A garlanded bull was led forward. This last part of the ceremony was probably the only good reason for holding it outside rather than in the covered hall in the principia. The bull was docile, no doubt drugged, and stood dumbly waiting in front of the altar. Most legions had professional priests and assistants and some auxiliary units copied them, but the Batavians did things their own way, in this as in so many other matters. A massive soldier, almost as big as the warrior Ferox had faced, stood in just his tunic, the wool plastered to his skin. He carried a dolabra, the army’s pickaxe, but this was a special one, carefully forged, sharpened to a razor’s edge and with a longer wooden shaft. The man waited, his great chest and heavily muscled arms tensed, and then swung once just where the bull’s head met its spine. The animal grunted and dropped on to its knees, tongue lolling out. Blood was pouring from the wound, great pools forming around the beast as it fell over on its side.
‘Good luck for the cohort, he did it in one.’ Ferox heard a standard-bearer whisper the words to the man next to him.
Cerialis uncovered his head and called on the men to salute the emperor.

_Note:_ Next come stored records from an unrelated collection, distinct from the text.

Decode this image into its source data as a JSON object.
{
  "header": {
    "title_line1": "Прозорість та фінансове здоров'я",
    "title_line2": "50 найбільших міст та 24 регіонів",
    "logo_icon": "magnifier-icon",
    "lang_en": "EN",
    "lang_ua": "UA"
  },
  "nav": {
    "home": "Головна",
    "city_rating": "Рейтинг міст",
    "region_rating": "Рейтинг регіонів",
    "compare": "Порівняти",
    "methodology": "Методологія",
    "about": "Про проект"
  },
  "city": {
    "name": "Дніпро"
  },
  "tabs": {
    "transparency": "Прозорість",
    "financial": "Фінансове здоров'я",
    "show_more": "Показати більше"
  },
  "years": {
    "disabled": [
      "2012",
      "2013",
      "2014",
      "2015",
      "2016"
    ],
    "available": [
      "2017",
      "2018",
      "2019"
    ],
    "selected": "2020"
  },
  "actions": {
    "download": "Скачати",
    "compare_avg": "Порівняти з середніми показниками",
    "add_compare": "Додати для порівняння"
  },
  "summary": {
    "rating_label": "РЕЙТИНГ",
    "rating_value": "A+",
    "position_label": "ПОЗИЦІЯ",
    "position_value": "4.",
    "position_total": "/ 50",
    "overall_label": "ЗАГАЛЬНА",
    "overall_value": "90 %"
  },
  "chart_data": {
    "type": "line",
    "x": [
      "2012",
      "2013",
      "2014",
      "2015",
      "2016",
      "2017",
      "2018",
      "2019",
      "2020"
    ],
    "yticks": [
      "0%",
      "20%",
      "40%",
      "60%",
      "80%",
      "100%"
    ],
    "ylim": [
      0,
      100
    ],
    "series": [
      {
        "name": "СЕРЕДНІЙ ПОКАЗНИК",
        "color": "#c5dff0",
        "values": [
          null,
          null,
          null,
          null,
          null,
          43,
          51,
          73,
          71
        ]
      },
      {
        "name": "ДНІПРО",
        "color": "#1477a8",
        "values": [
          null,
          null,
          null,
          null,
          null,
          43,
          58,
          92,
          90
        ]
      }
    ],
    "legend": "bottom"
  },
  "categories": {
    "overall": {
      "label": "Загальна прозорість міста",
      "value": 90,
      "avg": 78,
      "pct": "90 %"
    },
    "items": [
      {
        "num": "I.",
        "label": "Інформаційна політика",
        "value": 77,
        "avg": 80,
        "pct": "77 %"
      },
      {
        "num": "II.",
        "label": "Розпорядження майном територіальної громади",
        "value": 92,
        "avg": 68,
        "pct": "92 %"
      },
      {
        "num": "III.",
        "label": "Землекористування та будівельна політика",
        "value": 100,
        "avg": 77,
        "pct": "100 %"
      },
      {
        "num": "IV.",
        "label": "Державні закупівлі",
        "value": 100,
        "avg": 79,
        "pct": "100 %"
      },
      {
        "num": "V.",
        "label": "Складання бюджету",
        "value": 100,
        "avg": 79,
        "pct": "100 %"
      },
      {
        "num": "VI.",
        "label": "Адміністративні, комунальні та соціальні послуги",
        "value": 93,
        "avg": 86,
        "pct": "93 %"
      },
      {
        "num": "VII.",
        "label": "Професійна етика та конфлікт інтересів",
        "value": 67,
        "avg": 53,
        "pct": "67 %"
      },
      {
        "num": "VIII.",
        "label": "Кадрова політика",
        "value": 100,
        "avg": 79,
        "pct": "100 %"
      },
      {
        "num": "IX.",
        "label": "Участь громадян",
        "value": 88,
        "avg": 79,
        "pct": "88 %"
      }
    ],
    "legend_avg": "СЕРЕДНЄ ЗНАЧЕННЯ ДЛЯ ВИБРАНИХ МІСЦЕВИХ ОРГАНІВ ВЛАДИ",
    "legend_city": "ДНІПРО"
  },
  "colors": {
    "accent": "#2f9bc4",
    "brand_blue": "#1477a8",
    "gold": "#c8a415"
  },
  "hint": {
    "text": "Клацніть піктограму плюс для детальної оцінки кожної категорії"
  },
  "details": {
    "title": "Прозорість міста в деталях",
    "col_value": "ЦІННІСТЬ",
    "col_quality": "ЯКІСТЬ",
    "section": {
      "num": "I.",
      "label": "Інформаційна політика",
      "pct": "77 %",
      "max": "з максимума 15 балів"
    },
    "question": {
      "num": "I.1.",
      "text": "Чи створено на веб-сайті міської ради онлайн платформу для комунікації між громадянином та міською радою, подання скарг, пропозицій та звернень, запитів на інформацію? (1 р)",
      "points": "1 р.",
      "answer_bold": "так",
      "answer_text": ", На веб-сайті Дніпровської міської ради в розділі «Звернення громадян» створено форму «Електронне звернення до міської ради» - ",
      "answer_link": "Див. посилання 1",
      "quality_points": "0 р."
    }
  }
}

‘Long life and good fortune to the Lord Trajan!’ the men shouted, raising their right arms up straight in salute and holding them rigid as they repeated the phrase twice.
‘Tomorrow you shall parade to receive the gift he promised you on his proclamation – a donative of three aurei per man!’ Cerialis’ voice carried well in spite of the wind and rain. ‘The parade will be at noon in the principia!’
‘Long life and good fortune to the Lord Trajan!’ The cheers were more enthusiastic this time, whether at the money – a quarter of a year’s pay – or the prospect of being in the dry.
Cerialis let them repeat the chant three times.
‘Tomorrow is also the anniversary of our great victory at Mons Graupius.’ He paused, looking along the lines of soldiers. ‘This will be commemorated in the usual way!’
The cheers and chants were almost ecstatic in their enthusiasm. Ferox had heard that the anniversary was the time for eating and drinking to excess.
As the units were marched back to the fort to be dismissed, Cerialis passed him.
‘Centurion, my wife the Lady Sulpicia Lepidina and I are entertaining friends to dinner this evening. I do hope that you will join us.’
‘Thank you, my lord. That is most kind.’ A hope from a senior officer was an order in all but name, though this one surprised him, as he would have thought that he was beneath their social circle.
‘Wonderful. At the start of the second hour of the night watch. We shall look forward to seeing you there. It will not be anything special, I am afraid, but at least it will be warm and dry!’ Cerialis grinned and patted the centurion on the shoulder.